Direct Mail Stamps Out Adversity
Industry experts find direct mail remains robust, despite postal issues and e-mail campaigns.
While not representing a major segment of distributor sales, direct mail is gaining clout as a product with significant growth potential. This is true despite postal-hike woes, and economic adversity. Even an onslaught of e-mail direct mail campaigns hasn't stunted interest in the product.
As stated by Greg Muzzillo, founder and CEO of Proforma, Cleveland, its the junk e-mail that drives him to welcome direct mail with open arms. "On a very micro level, I get a lot of junk e-mail, and I don't pay any attention to it," said Muzzillo. "Therefore, when I actually receive a real letter in the 'mail-mail', I do pay attention to it. I don't think direct mail is going away any time soon."
Overall, interviewees feel the same way reporting that direct mail is consistent, if not very good. Noted by most as a promising product, one of direct mail's largest foes may be a lack of education for selling it, according to Graham McClean, president and CEO of Global DocuGraphix, Chicago.
According to McClean, direct mail offers up to a 40 percent margin on sales for Global, and continues to show great results. He added that this product has its pros and cons, but can be very successful if more salespeople be-come comfortable promoting it.

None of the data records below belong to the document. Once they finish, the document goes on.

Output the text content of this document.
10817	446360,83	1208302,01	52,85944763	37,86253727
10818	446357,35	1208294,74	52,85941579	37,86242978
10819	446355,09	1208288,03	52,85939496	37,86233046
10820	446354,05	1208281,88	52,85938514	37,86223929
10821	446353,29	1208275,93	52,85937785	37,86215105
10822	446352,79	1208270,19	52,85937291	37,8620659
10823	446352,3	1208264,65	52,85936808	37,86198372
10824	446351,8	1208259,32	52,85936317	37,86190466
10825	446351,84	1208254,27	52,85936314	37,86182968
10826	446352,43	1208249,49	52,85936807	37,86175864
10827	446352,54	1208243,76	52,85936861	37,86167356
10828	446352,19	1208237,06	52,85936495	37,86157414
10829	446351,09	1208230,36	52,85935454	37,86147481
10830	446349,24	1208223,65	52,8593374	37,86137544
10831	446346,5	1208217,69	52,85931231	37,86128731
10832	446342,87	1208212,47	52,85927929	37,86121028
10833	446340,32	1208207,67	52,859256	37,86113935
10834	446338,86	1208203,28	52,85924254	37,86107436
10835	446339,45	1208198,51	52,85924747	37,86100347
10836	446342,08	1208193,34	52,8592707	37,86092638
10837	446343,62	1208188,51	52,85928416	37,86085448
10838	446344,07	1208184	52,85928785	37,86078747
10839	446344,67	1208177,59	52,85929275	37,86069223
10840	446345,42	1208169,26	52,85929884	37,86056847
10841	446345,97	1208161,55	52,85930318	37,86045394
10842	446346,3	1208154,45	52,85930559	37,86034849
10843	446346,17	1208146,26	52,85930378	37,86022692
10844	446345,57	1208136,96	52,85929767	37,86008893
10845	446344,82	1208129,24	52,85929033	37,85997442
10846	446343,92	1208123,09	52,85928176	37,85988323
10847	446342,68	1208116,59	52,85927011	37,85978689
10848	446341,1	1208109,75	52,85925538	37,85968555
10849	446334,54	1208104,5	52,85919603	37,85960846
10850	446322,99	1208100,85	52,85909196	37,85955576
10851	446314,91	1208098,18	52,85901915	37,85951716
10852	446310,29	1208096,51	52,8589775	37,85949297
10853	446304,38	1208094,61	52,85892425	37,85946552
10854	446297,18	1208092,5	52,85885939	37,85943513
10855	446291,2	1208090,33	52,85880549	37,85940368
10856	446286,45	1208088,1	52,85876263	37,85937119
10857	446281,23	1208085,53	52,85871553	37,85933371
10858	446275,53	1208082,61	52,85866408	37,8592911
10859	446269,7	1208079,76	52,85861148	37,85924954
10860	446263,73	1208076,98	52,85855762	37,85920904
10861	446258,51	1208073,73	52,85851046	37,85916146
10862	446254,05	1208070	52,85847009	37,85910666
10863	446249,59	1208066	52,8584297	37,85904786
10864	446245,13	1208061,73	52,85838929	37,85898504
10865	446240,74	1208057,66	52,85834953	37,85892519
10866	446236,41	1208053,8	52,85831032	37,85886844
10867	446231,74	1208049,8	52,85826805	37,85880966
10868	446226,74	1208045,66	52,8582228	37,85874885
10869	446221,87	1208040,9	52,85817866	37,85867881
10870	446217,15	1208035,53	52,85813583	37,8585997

At Cleveland-based Proforma, select owners have generated individual orders of up to $100,000. "And," said Muzzillo, "some of our owners have also achieved sales of $1 million a year in this specialized niche."
Brian Wiedenmann, general manager of Merrill Corporation, Monroe, Wash., said that while direct mail is not a "core component at Merrill," it is "offered as a value-added service to our product mix." He reported total direct mail sales for 2002 as a sparse 1 percent to 2 percent.